Cosa ne pensa dell'avvento al digitale che ora come ora sta convertendo moltissimi fumettisti alla tavoletta grafica, un po' a discapito di carta, china e matita?

Nonostante la mia età anagrafica e il mio approdo tardivo al mondo del fumetto, nasco praticamente come disegnatore digitale: dopo il lavoro sopra citato per Calcio 2000, per motivi di praticità, sono passato dalla tavoletta grafica alla Cintiq, sulla quale lavoro tuttora (fanno eccezione le commission, i disegni che realizzo per le fiere e alcune tavole per ogni storia di Dampyr). Il digitale è una realtà ed è molto comodo, ma a costo di sembrare retorico, la soddisfazione che danno il pennino che gratta la carta e il profumo della dell’inchiostro è ineguagliabile.


Può spiegarci, con un breve excursus, come avviene il lavoro del fumettista una volta ottenuto l'ingaggio, fino alla consegna delle tavole?

Prima dell'ingaggio, in genere, occorre fare alcune pagine di prova e studi sui personaggi principali della serie (se si lavora su una serie), dopodiché, una volta confermato, si riceve una sceneggiatura (completa o parziale), sulla base della quale si realizzano le matite (che nel caso del digitale altro non sono che bozze più o meno definite), si procede a effettuare le correzioni, laddove richieste, e si passa alla fase di inchiostrazione (o rifinitura), che non è esente anch’essa da eventuali correzioni.
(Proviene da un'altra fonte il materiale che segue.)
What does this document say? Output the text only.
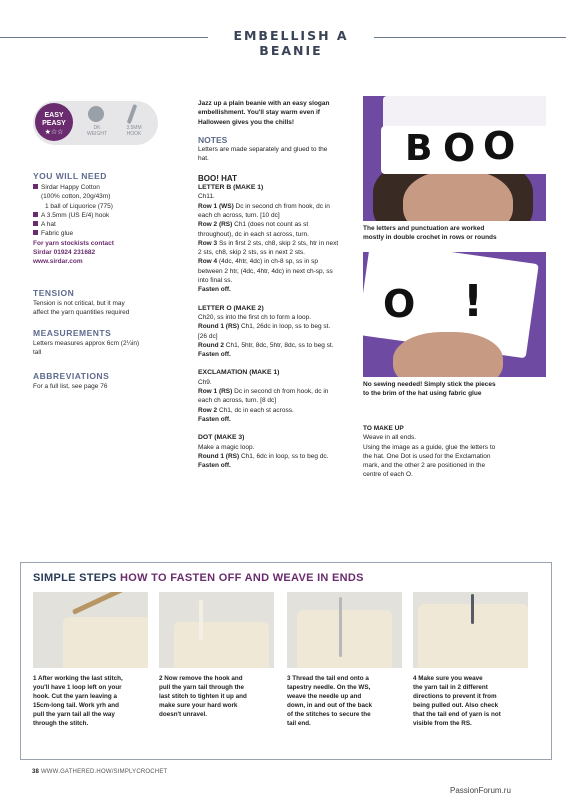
EMBELLISH A BEANIE
EASY
PEASY
★☆☆
DK WEIGHT
3.5MM HOOK
YOU WILL NEED
Sirdar Happy Cotton
(100% cotton, 20g/43m)
1 ball of Liquorice (775)
A 3.5mm (US E/4) hook
A hat
Fabric glue
For yarn stockists contact
Sirdar 01924 231682
www.sirdar.com
TENSION
Tension is not critical, but it may
affect the yarn quantities required
MEASUREMENTS
Letters measures approx 6cm (2¼in)
tall
ABBREVIATIONS
For a full list, see page 76
Jazz up a plain beanie with an easy slogan
embellishment. You'll stay warm even if
Halloween gives you the chills!
NOTES
Letters are made separately and glued to the
hat.
BOO! HAT
LETTER B (MAKE 1)
Ch11.
Row 1 (WS) Dc in second ch from hook, dc in
each ch across, turn. [10 dc]
Row 2 (RS) Ch1 (does not count as st
throughout), dc in each st across, turn.
Row 3 Ss in first 2 sts, ch8, skip 2 sts, htr in next
2 sts, ch8, skip 2 sts, ss in next 2 sts.
Row 4 (4dc, 4htr, 4dc) in ch-8 sp, ss in sp
between 2 htr, (4dc, 4htr, 4dc) in next ch-sp, ss
into final ss.
Fasten off.
LETTER O (MAKE 2)
Ch20, ss into the first ch to form a loop.
Round 1 (RS) Ch1, 26dc in loop, ss to beg st.
[26 dc]
Round 2 Ch1, 5htr, 8dc, 5htr, 8dc, ss to beg st.
Fasten off.
EXCLAMATION (MAKE 1)
Ch9.
Row 1 (RS) Dc in second ch from hook, dc in
each ch across, turn. [8 dc]
Row 2 Ch1, dc in each st across.
Fasten off.
DOT (MAKE 3)
Make a magic loop.
Round 1 (RS) Ch1, 6dc in loop, ss to beg dc.
Fasten off.
B O O
The letters and punctuation are worked
mostly in double crochet in rows or rounds
O !
No sewing needed! Simply stick the pieces
to the brim of the hat using fabric glue
TO MAKE UP
Weave in all ends.
Using the image as a guide, glue the letters to
the hat. One Dot is used for the Exclamation
mark, and the other 2 are positioned in the
centre of each O.
SIMPLE STEPS HOW TO FASTEN OFF AND WEAVE IN ENDS
1 After working the last stitch,
you'll have 1 loop left on your
hook. Cut the yarn leaving a
15cm-long tail. Work yrh and
pull the yarn tail all the way
through the stitch.
2 Now remove the hook and
pull the yarn tail through the
last stitch to tighten it up and
make sure your hard work
doesn't unravel.
3 Thread the tail end onto a
tapestry needle. On the WS,
weave the needle up and
down, in and out of the back
of the stitches to secure the
tail end.
4 Make sure you weave
the yarn tail in 2 different
directions to prevent it from
being pulled out. Also check
that the tail end of yarn is not
visible from the RS.
38 WWW.GATHERED.HOW/SIMPLYCROCHET
PassionForum.ru
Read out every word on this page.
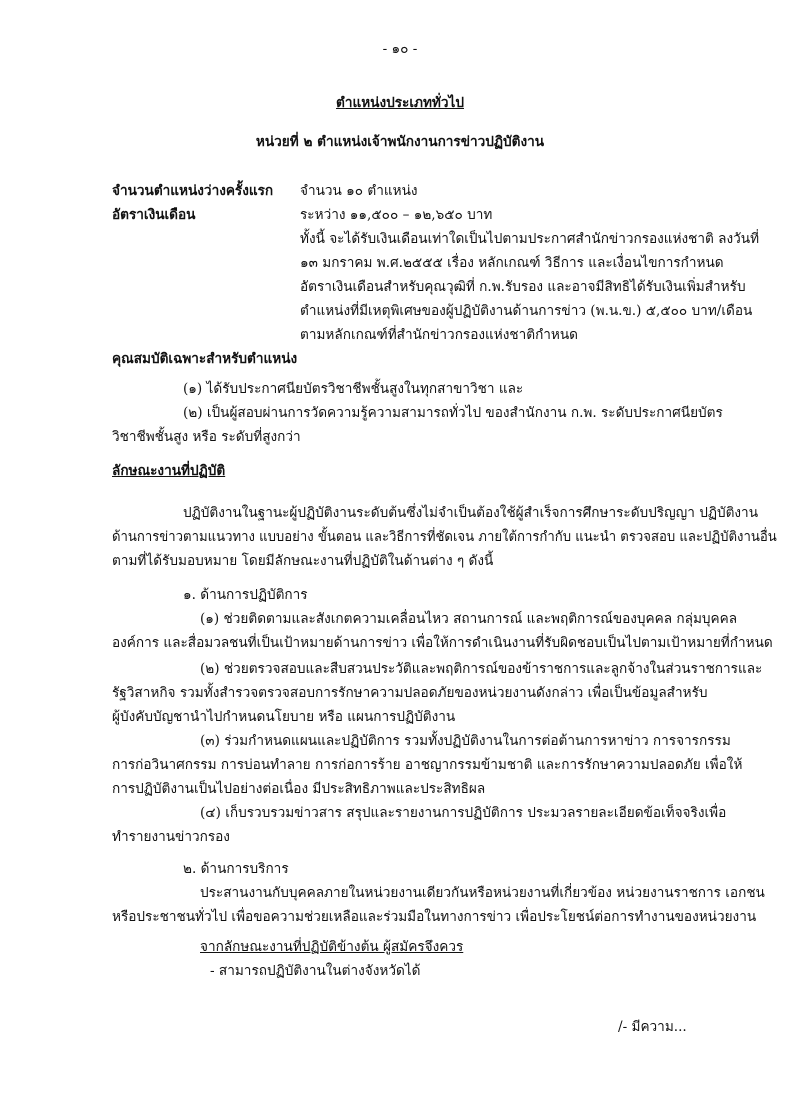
- ๑๐ -
ตำแหน่งประเภททั่วไป
หน่วยที่ ๒ ตำแหน่งเจ้าพนักงานการข่าวปฏิบัติงาน
จำนวนตำแหน่งว่างครั้งแรก จำนวน ๑๐ ตำแหน่ง
อัตราเงินเดือน	ระหว่าง ๑๑,๕๐๐ – ๑๒,๖๕๐ บาท
ทั้งนี้ จะได้รับเงินเดือนเท่าใดเป็นไปตามประกาศสำนักข่าวกรองแห่งชาติ ลงวันที่
๑๓ มกราคม พ.ศ.๒๕๕๕ เรื่อง หลักเกณฑ์ วิธีการ และเงื่อนไขการกำหนด
อัตราเงินเดือนสำหรับคุณวุฒิที่ ก.พ.รับรอง และอาจมีสิทธิได้รับเงินเพิ่มสำหรับ
ตำแหน่งที่มีเหตุพิเศษของผู้ปฏิบัติงานด้านการข่าว (พ.น.ข.) ๕,๕๐๐ บาท/เดือน
ตามหลักเกณฑ์ที่สำนักข่าวกรองแห่งชาติกำหนด
คุณสมบัติเฉพาะสำหรับตำแหน่ง
(๑) ได้รับประกาศนียบัตรวิชาชีพชั้นสูงในทุกสาขาวิชา และ
(๒) เป็นผู้สอบผ่านการวัดความรู้ความสามารถทั่วไป ของสำนักงาน ก.พ. ระดับประกาศนียบัตร
วิชาชีพชั้นสูง หรือ ระดับที่สูงกว่า
ลักษณะงานที่ปฏิบัติ
ปฏิบัติงานในฐานะผู้ปฏิบัติงานระดับต้นซึ่งไม่จำเป็นต้องใช้ผู้สำเร็จการศึกษาระดับปริญญา ปฏิบัติงาน
ด้านการข่าวตามแนวทาง แบบอย่าง ขั้นตอน และวิธีการที่ชัดเจน ภายใต้การกำกับ แนะนำ ตรวจสอบ และปฏิบัติงานอื่น
ตามที่ได้รับมอบหมาย โดยมีลักษณะงานที่ปฏิบัติในด้านต่าง ๆ ดังนี้
๑. ด้านการปฏิบัติการ
(๑) ช่วยติดตามและสังเกตความเคลื่อนไหว สถานการณ์ และพฤติการณ์ของบุคคล กลุ่มบุคคล
องค์การ และสื่อมวลชนที่เป็นเป้าหมายด้านการข่าว เพื่อให้การดำเนินงานที่รับผิดชอบเป็นไปตามเป้าหมายที่กำหนด
(๒) ช่วยตรวจสอบและสืบสวนประวัติและพฤติการณ์ของข้าราชการและลูกจ้างในส่วนราชการและ
รัฐวิสาหกิจ รวมทั้งสำรวจตรวจสอบการรักษาความปลอดภัยของหน่วยงานดังกล่าว เพื่อเป็นข้อมูลสำหรับ
ผู้บังคับบัญชานำไปกำหนดนโยบาย หรือ แผนการปฏิบัติงาน
(๓) ร่วมกำหนดแผนและปฏิบัติการ รวมทั้งปฏิบัติงานในการต่อต้านการหาข่าว การจารกรรม
การก่อวินาศกรรม การบ่อนทำลาย การก่อการร้าย อาชญากรรมข้ามชาติ และการรักษาความปลอดภัย เพื่อให้
การปฏิบัติงานเป็นไปอย่างต่อเนื่อง มีประสิทธิภาพและประสิทธิผล
(๔) เก็บรวบรวมข่าวสาร สรุปและรายงานการปฏิบัติการ ประมวลรายละเอียดข้อเท็จจริงเพื่อ
ทำรายงานข่าวกรอง
๒. ด้านการบริการ
ประสานงานกับบุคคลภายในหน่วยงานเดียวกันหรือหน่วยงานที่เกี่ยวข้อง หน่วยงานราชการ เอกชน
หรือประชาชนทั่วไป เพื่อขอความช่วยเหลือและร่วมมือในทางการข่าว เพื่อประโยชน์ต่อการทำงานของหน่วยงาน
จากลักษณะงานที่ปฏิบัติข้างต้น ผู้สมัครจึงควร
- สามารถปฏิบัติงานในต่างจังหวัดได้
/- มีความ...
Una volta ultimata la storia non è escluso che, a fronte della revisione finale, non si debba intervenire ulteriormente per sistemare qualcosa.

Altra cosa, un consiglio che si sente di dare a coloro che iniziano da poco o che ancora non hanno grande esperienza, al fine di ottenere un panneggio ben fatto e 'credibile'?

Il consiglio è lo stesso per qualsiasi soggetto che si va a disegnare, sia esso un panneggio, un utensile, una figura umana o animale, un apparecchiatura tecnologica o un ambiente: osservare, capire la struttura, studiare i riferimenti, e disegnare, disegnare, disegnare, cercando al contempo di capire dove si fanno errori e correggerli.

E, prima di salutarci, il Dario di oggi, di ieri e di domani, come si vede guardandosi al passato, come si vede oggi e che cosa si immagina per il futuro imminente?

Guardando al passato, c’è una punta di rammarico per non aver intrapreso prima questa via (le energie, il fisico e la capacità di apprendimento non migliorano con il passare del tempo); il mio presente è fatto di costanti rincorse alle scadenze, ma non senza soddisfazioni (sia per i traguardi professionali raggiunti che per le esperienze che questi mi permettono di fare). Per il futuro penso a storie a colori.